This writer prefers user-pay method

Dear editor,

Perhaps it is time for a user-pay economic model rather than the model that has seeped into our collective consciousness.

Dear editor,

Perhaps, the time has come to consider a user-pay economic model rather than the pseudo-idealistic model that has seeped into our collective consciousness.

This is not a new concept and it is more akin to a realistic free enterprise system than it is to an idealistic communal system.

In the most simplistic terms; if you want to use a service or you need to use a service you pay for that service and don’t ask everyone else to subsidize your wants and needs.

The recent public angst involving BC Ferries comes to mind.

I live on Vancouver Island because it is my choice of lifestyle. If I want to live here but need to work on the mainland, that is my choice and my problem; not yours.

If you want to live on Denman Island; that is your choice so don’t ask me to subsidize the cost of your transportation. Furthermore, if your community does not want a cable ferry, than your community needs to pony up the costs to pay for a ferry that your community wants.

I don’t like to pay taxes, especially income tax that punishes productivity and rewards the opposite. But, if I must pay tax, I prefer a user-pay tax like GST and HST where the more that I can afford to consume, the more that I contribute to the required government coffers. And, if I can afford to or choose to consume only what I need, then I pay less tax.

I like tolls on transportation and am disappointed that the government went ahead and removed the token $10 toll on the Coquihalla Highway.

That little $10 fee saved me $50 in fuel costs, not to mention wear and tear on my vehicle, every time I needed to travel to the Interior. Not only did that toll pay for the capital cost of the project itself, it could have continued to pay for maintenance and improvement.

Now, everyone’s taxes need to be increased to cover those costs.

Frankly, I would support a toll on more highways for the same reason including our own Inland Highway on Vancouver Island.

A problem with tolls is that no one wants to pay.

We see in Vancouver that tolls on the new Port Mann Bridge has diverted increased traffic over the Pattullo Bridge, much to the consternation of the affected residents.

My response would be to equally toll the Pattullo Bridge because it requires maintenance and it, too, will eventually need to be replaced. The choice should be for users to pay for those bridges rather than to make everyone pay, including those who will never use it.

The user-pay debate can be applied to almost every service provided by our elected governments. Education and health care come to mind, as they are the most expensive items on our social menu.

Certainly, a healthy, well-educated population contributes to our society as a whole but should everyone pay for it or should users pick up a fair share of the tab?
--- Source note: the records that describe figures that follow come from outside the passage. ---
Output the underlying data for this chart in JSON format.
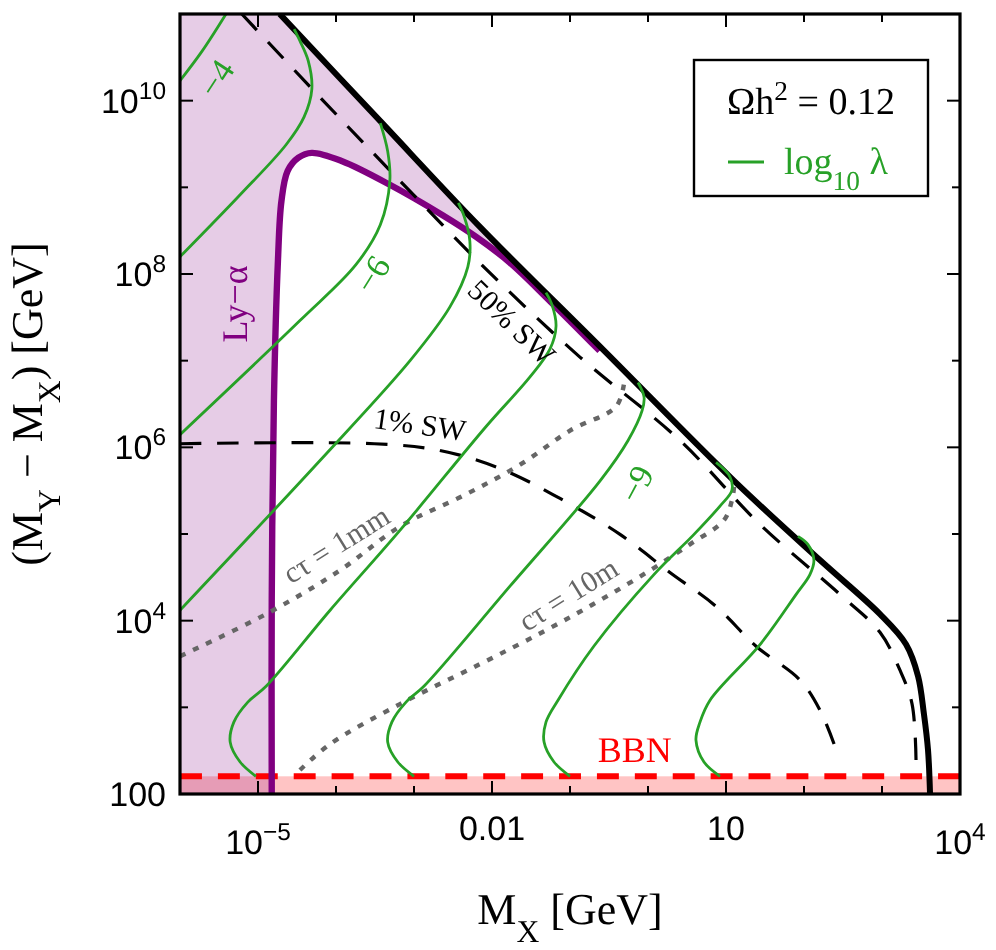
{
  "chart_data": {
    "type": "line",
    "xlabel": "M$_{X}$ [GeV]",
    "ylabel": "(M$_{Y}$ − M$_{X}$) [GeV]",
    "log": "xy",
    "xlim": [
      1e-06,
      10000.0
    ],
    "ylim": [
      100,
      100000000000.0
    ],
    "xticks": [
      {
        "value": 1e-05,
        "label": "10$^{−5}$"
      },
      {
        "value": 0.0001,
        "label": null
      },
      {
        "value": 0.001,
        "label": null
      },
      0.01,
      {
        "value": 0.1,
        "label": null
      },
      {
        "value": 1,
        "label": null
      },
      10,
      {
        "value": 100,
        "label": null
      },
      {
        "value": 1000,
        "label": null
      },
      {
        "value": 10000.0,
        "label": "10$^{4}$"
      }
    ],
    "yticks": [
      100,
      {
        "value": 1000,
        "label": null
      },
      {
        "value": 10000.0,
        "label": "10$^{4}$"
      },
      {
        "value": 100000.0,
        "label": null
      },
      {
        "value": 1000000.0,
        "label": "10$^{6}$"
      },
      {
        "value": 10000000.0,
        "label": null
      },
      {
        "value": 100000000.0,
        "label": "10$^{8}$"
      },
      {
        "value": 1000000000.0,
        "label": null
      },
      {
        "value": 10000000000.0,
        "label": "10$^{10}$"
      }
    ],
    "legend": "top right",
    "legend_title": "Ωh$^{2}$ = 0.12",
    "series": [
      {
        "color": "#800080",
        "x": [
          1e-06,
          1.5e-05,
          1.5e-05,
          1.6e-05,
          1.8e-05,
          2e-05,
          2.4e-05,
          3.3e-05,
          4.9e-05,
          0.00012,
          0.00049,
          0.0023,
          0.0062,
          0.017,
          0.055,
          0.24
        ],
        "values": [
          null,
          100,
          17000.0,
          3500000.0,
          140000000.0,
          700000000.0,
          1550000000.0,
          2200000000.0,
          2500000000.0,
          2000000000.0,
          1070000000.0,
          480000000.0,
          270000000.0,
          135000000.0,
          49000000.0,
          13000000.0
        ],
        "lower": [
          100,
          100,
          17000.0,
          3500000.0,
          140000000.0,
          700000000.0,
          1550000000.0,
          2200000000.0,
          2500000000.0,
          2000000000.0,
          1070000000.0,
          480000000.0,
          270000000.0,
          135000000.0,
          49000000.0,
          13000000.0
        ],
        "upper": [
          100000000000.0,
          100000000000.0,
          100000000000.0,
          100000000000.0,
          100000000000.0,
          92000000000.0,
          77000000000.0,
          58000000000.0,
          39000000000.0,
          17000000000.0,
          4400000000.0,
          1000000000.0,
          390000000.0,
          160000000.0,
          55000000.0,
          14500000.0
        ]
      },
      {
        "color": "#000000",
        "x": [
          1.9e-05,
          0.00037,
          0.007,
          0.243,
          12.7,
          160,
          942,
          2030,
          2900,
          3450,
          3890,
          4130
        ],
        "values": [
          100000000000.0,
          5800000000.0,
          350000000.0,
          14500000.0,
          410000.0,
          50000.0,
          11900.0,
          5350,
          2290,
          835,
          321,
          100
        ]
      },
      {
        "color": "#000000",
        "line_style": "dashed",
        "x": [
          6.2e-06,
          6.2e-05,
          0.00066,
          0.0094,
          0.134,
          2.57,
          27.3,
          290,
          942,
          1700,
          2430,
          2730
        ],
        "values": [
          100000000000.0,
          11000000000.0,
          1190000000.0,
          103000000.0,
          11000000.0,
          1200000.0,
          129000.0,
          20000.0,
          7350,
          2680,
          1090,
          247
        ]
      },
      {
        "color": "#000000",
        "line_style": "dashed",
        "x": [
          1e-06,
          0.00031,
          0.00215,
          0.0127,
          0.0745,
          0.438,
          1.91,
          7.4,
          24.3,
          89,
          160,
          243
        ],
        "values": [
          1100000.0,
          1100000.0,
          920000.0,
          570000.0,
          257000.0,
          99000.0,
          36000.0,
          14700.0,
          5070,
          2060,
          930,
          377
        ]
      },
      {
        "color": "#666666",
        "line_style": "dotted",
        "x": [
          1e-06,
          1.27e-05,
          0.000112,
          0.00066,
          0.0046,
          0.0229,
          0.1,
          0.389,
          0.49
        ],
        "values": [
          3890,
          11900.0,
          38000.0,
          122000.0,
          286000.0,
          630000.0,
          1560000.0,
          2950000.0,
          5300000.0
        ]
      },
      {
        "color": "#666666",
        "line_style": "dotted",
        "x": [
          3.45e-05,
          8.4e-05,
          0.00066,
          0.007,
          0.0492,
          0.243,
          1.06,
          3.45,
          9.4,
          11.9,
          12.7
        ],
        "values": [
          189,
          377,
          1090,
          3150,
          7750,
          17200.0,
          38000.0,
          76000.0,
          144000.0,
          244000.0,
          350000.0
        ]
      },
      {
        "name": "log$_{10}$ λ",
        "color": "#27a127",
        "x": [
          1e-06,
          1.91e-06,
          3.89e-06
        ],
        "values": [
          17000000000.0,
          37000000000.0,
          100000000000.0
        ]
      },
      {
        "color": "#27a127",
        "x": [
          1e-06,
          5.9e-06,
          2.29e-05,
          3.9e-05,
          4.9e-05,
          4.4e-05,
          3.45e-05,
          2.9e-05
        ],
        "values": [
          158000000.0,
          820000000.0,
          3100000000.0,
          6500000000.0,
          13600000000.0,
          29000000000.0,
          49000000000.0,
          67000000000.0
        ]
      },
      {
        "color": "#27a127",
        "x": [
          1e-06,
          3.45e-05,
          0.00018,
          0.00037,
          0.00049,
          0.00046,
          0.00037
        ],
        "values": [
          1400000.0,
          29000000.0,
          128000000.0,
          370000000.0,
          1190000000.0,
          2600000000.0,
          5500000000.0
        ]
      },
      {
        "color": "#27a127",
        "x": [
          1e-06,
          6.2e-05,
          0.00089,
          0.0029,
          0.0049,
          0.0052,
          0.0044,
          0.0037
        ],
        "values": [
          13200.0,
          700000.0,
          10000000.0,
          42000000.0,
          121000000.0,
          240000000.0,
          460000000.0,
          660000000.0
        ]
      },
      {
        "color": "#27a127",
        "x": [
          9.4e-06,
          5.9e-06,
          4.4e-06,
          4.9e-06,
          7.4e-06,
          1.27e-05,
          8.4e-05,
          0.00066,
          0.0084,
          0.0307,
          0.0555,
          0.0662,
          0.0588,
          0.0492
        ],
        "values": [
          160,
          234,
          397,
          675,
          1150,
          1750,
          13200.0,
          110000.0,
          1740000.0,
          6500000.0,
          13700000.0,
          25000000.0,
          44000000.0,
          61000000.0
        ]
      },
      {
        "color": "#27a127",
        "x": [
          0.001,
          0.00062,
          0.00046,
          0.00052,
          0.00079,
          0.00134,
          0.017,
          0.243,
          0.555,
          0.84,
          0.89,
          0.745
        ],
        "values": [
          160,
          234,
          397,
          675,
          1150,
          1750,
          25000.0,
          410000.0,
          1200000.0,
          2650000.0,
          3800000.0,
          5600000.0
        ]
      },
      {
        "color": "#27a127",
        "x": [
          0.1,
          0.0624,
          0.0465,
          0.0492,
          0.0702,
          0.203,
          1.19,
          3.89,
          8.37,
          11.9,
          11.2,
          7.45
        ],
        "values": [
          160,
          234,
          397,
          675,
          1210,
          5100,
          34000.0,
          99000.0,
          210000.0,
          320000.0,
          460000.0,
          670000.0
        ]
      },
      {
        "color": "#27a127",
        "x": [
          8.37,
          5.22,
          4.12,
          4.64,
          6.24,
          27.3,
          78.9,
          119,
          134,
          112,
          83.8
        ],
        "values": [
          160,
          234,
          419,
          675,
          1210,
          5300,
          20000.0,
          34000.0,
          50000.0,
          76000.0,
          94000.0
        ]
      }
    ],
    "annotations": [
      "−4",
      "−6",
      "−9",
      "50% SW",
      "1% SW",
      "cτ = 1mm",
      "cτ = 10m",
      "Ly−α"
    ],
    "ref_lines": [
      {
        "axis": "y",
        "value": 160,
        "label": "BBN",
        "color": "#ff0000",
        "line_style": "dashed"
      }
    ],
    "bands": [
      {
        "axis": "y",
        "from": 100,
        "to": 160,
        "color": "#ffc4c4"
      }
    ]
  }
}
I resent having to contribute to the care of individuals who have chosen to destroy their health with tobacco, alcohol and drugs.

And I resent having to pay for the myriad of unnecessary procedures that a socialized health care system provides. I resent having to continue to support a mediocre educational system long after my own children are grown.

There is much advantage to two tiered systems but that is a debate for another day.

As it stands, everyone wants someone else to pay. The human animal has become so increasingly self-centred that it has come to believe and indeed expects, that the community as a whole owes it any number of goods and services.

As witnessed by the last succession provincial and federal budgets, the cost of having someone else pay has reached unsustainable proportions and we all need to start to understand where it will lead.

History is replete with examples — the fall of the Egyptian and Roman empires being two of the best and Greece being the most recent.

It is no historical coincidence that the more affluent a society becomes, the more socialistic that its constituents become and the more readily they will neglect their personal responsibilities and delegate them to their communal authorities; that is, to their governments.

And it is also no historical coincidence that the longer this prevails, the sooner the society collapses under its own largesse. If nothing else, a user-pay society helps to maintain individual responsibility for personal consumption and reduces the reliance and expectation that someone else will pay.